Agonia e êxtase

por Redação
Trip #164

Série de fotos inspira uma reflexão sobre até que ponto é saudável levar o corpo ao limite

 

As fotografias desta matéria, que deram ao fotógrafo dinamarquês Erik Refner o prêmio de melhor reportagem esportiva do World Press Photos, congelam o exato momento em que corredores rompem a fita de chegada da Maratona de Copenhague. Se fosse possível abstrair os uniformes modernos e focar apenas nas expressões dos atletas, os retratos poderiam muito bem ilustrar antigas pinturas de calvário religioso.

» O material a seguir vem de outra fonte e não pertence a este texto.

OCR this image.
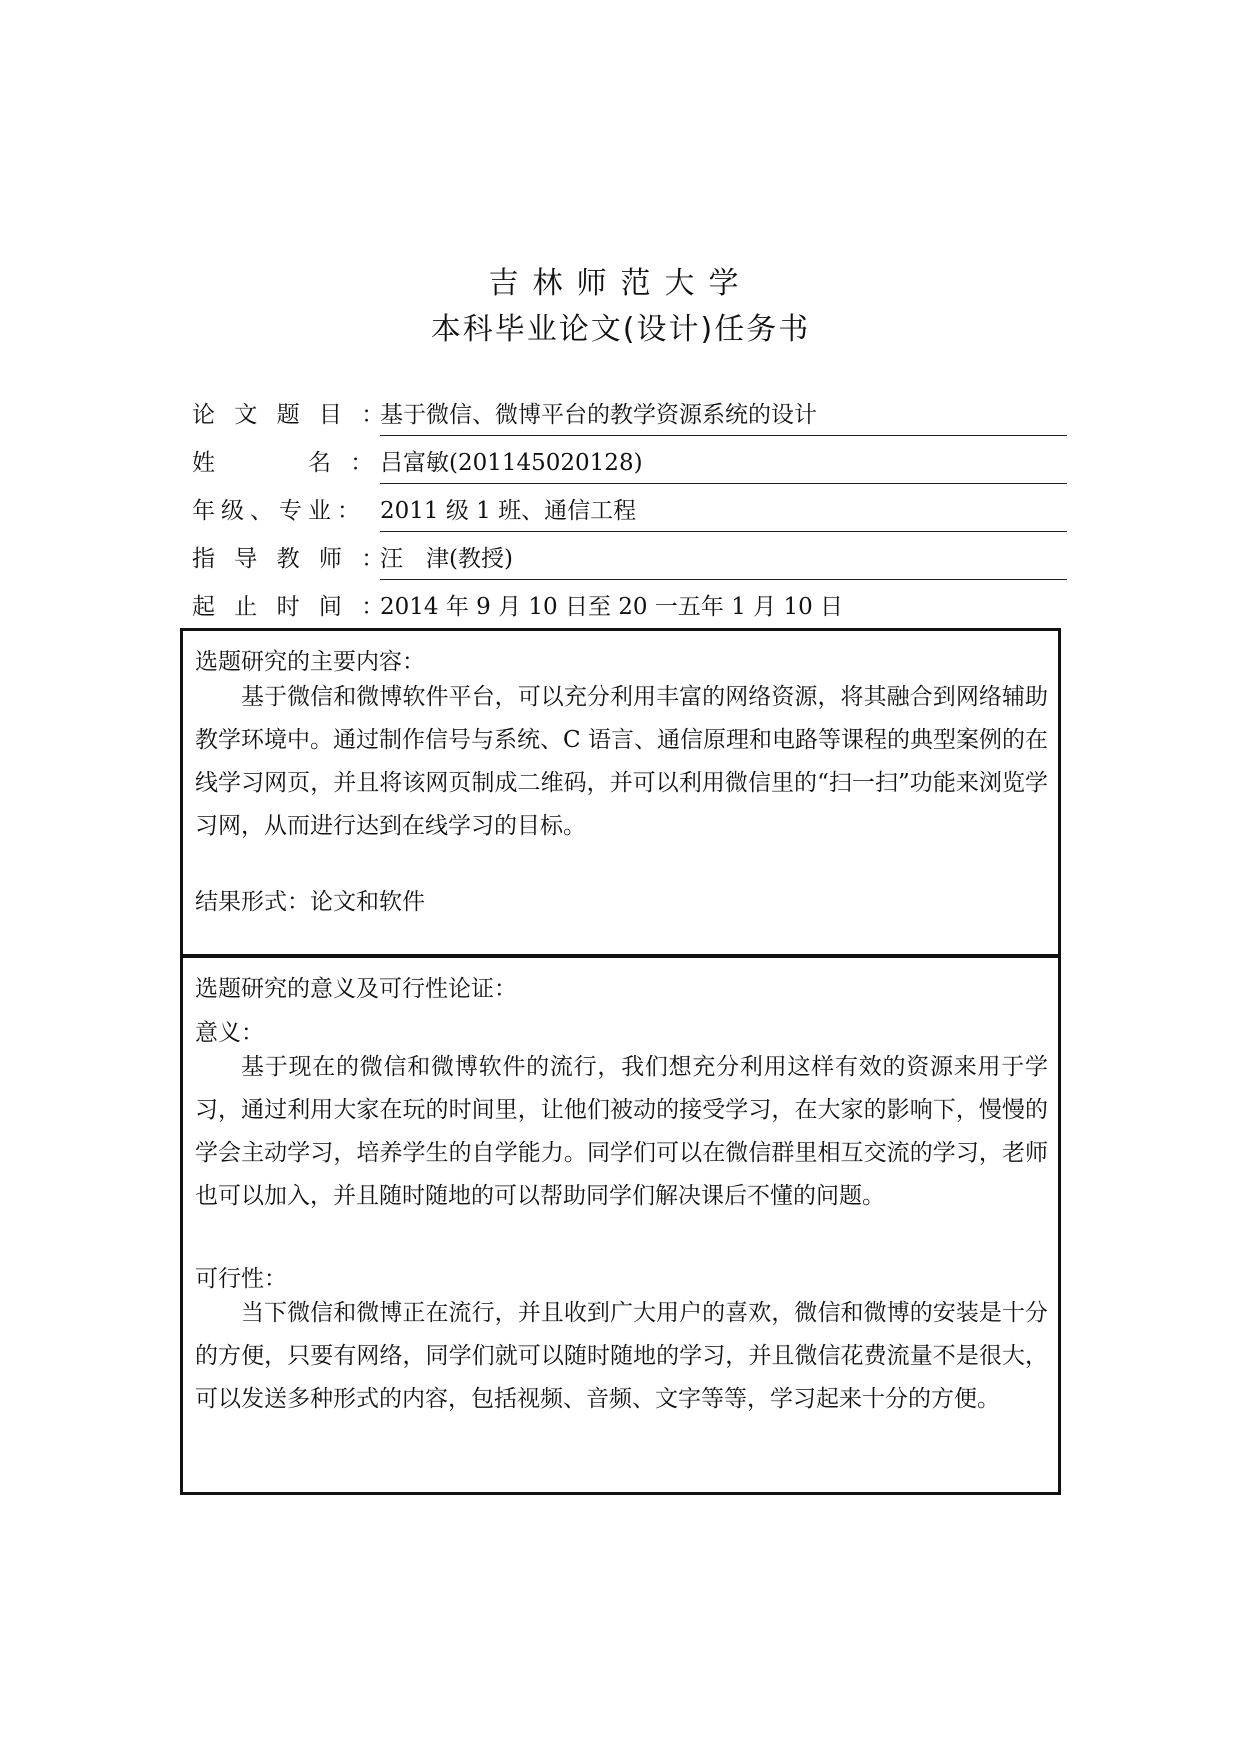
吉林师范大学
本科毕业论文(设计)任务书
论 文 题 目 ：
基于微信、微博平台的教学资源系统的设计
姓　　　名 ： 吕富敏(201145020128)
年级、专业： 2011 级 1 班、通信工程
指 导 教 师 ：
汪　津(教授)
起 止 时 间 ：
2014 年 9 月 10 日至 20 一五年 1 月 10 日
选题研究的主要内容：
基于微信和微博软件平台，可以充分利用丰富的网络资源，将其融合到网络辅助教学环境中。通过制作信号与系统、C 语言、通信原理和电路等课程的典型案例的在线学习网页，并且将该网页制成二维码，并可以利用微信里的“扫一扫”功能来浏览学习网，从而进行达到在线学习的目标。
结果形式：论文和软件
选题研究的意义及可行性论证：
意义：
基于现在的微信和微博软件的流行，我们想充分利用这样有效的资源来用于学习，通过利用大家在玩的时间里，让他们被动的接受学习，在大家的影响下，慢慢的学会主动学习，培养学生的自学能力。同学们可以在微信群里相互交流的学习，老师也可以加入，并且随时随地的可以帮助同学们解决课后不懂的问题。
可行性：
当下微信和微博正在流行，并且收到广大用户的喜欢，微信和微博的安装是十分的方便，只要有网络，同学们就可以随时随地的学习，并且微信花费流量不是很大，可以发送多种形式的内容，包括视频、音频、文字等等，学习起来十分的方便。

Mas há uma diferença fundamental. Enquanto o sofrimento dos santos era, na maioria das vezes, imposto (exceção feita aos casos de autoflagelação), no caso dos atletas trata-se de um desejo voluntário de testar e ultrapassar os limites do corpo, mesmo que isso coloque em risco a saúde. "Existe um traço de masoquismo no esporte. Muitos atletas tentam arrancar da dor profunda o sentimento de prazer", diz Jacob Pinheiro Goldberg, doutor em psicologia e autor do livro Psicologia em curta-metragem.

Na busca pela superação, agonia e êxtase muitas vezes se confundem, tornam-se uma motivação para ir além. "Já atendi atletas que relataram ter sentido orgasmos após uma vitória que exigiu driblar uma dor profunda", prossegue Goldberg.

Para o fisiologista Turíbio Leite, o sinal mais evidente da ruptura entre o limite do saudável e do não-saudável é a dor. "Quanto maior a ambição, maior a necessidade de evoluir em detrimento da saúde. Maior o prejuízo." Visto como símbolo de força física, o atleta profissional pode se tornar, segundo o fisiologista, alguém com alto grau de insalubridade. "É importante notar que o elemento competição anula o fator saúde. Se houver uma recompensa financeira e um competidor qualquer, ele se distancia ainda mais de uma prática saudável."

Em situações-limite, o problema torna-se ainda mais crítico, já que o atleta, além de superar seus competidores, começa a colocar à prova o próprio corpo. "Se o atleta assume um compromisso de escalar uma montanha, ele automaticamente afirma que pode ser capaz de agredir até mesmo a própria natureza", afirma Turíbio. Mas a questão não está restrita apenas a quem se dispõe a correr os 42 km da maratona. Mesmo o mais sedentário dos mortais pode levar seu corpo aos extremos. Má alimentação, falta de sono, stress, esforço repetitivo são alguns dos fatores que podem levar à falência física. Atleta ou não, é simples reconhecer os sintomas de que a vaca está indo para o brejo: desequilíbrio hormonal, mudanças de humor, agressividade, fraturas de stress e alterações na quantidade de glóbulos brancos.

Todos esses problemas são vistos como males da modernidade, mas a idéia da superação não é especialmente nova. "Ultrapassar os limites impostos pela cultura e natureza sempre foi humano, como provam Adão com o fruto proibido e Colombo ao cruzar os mares para descobrir a América", conclui Goldberg.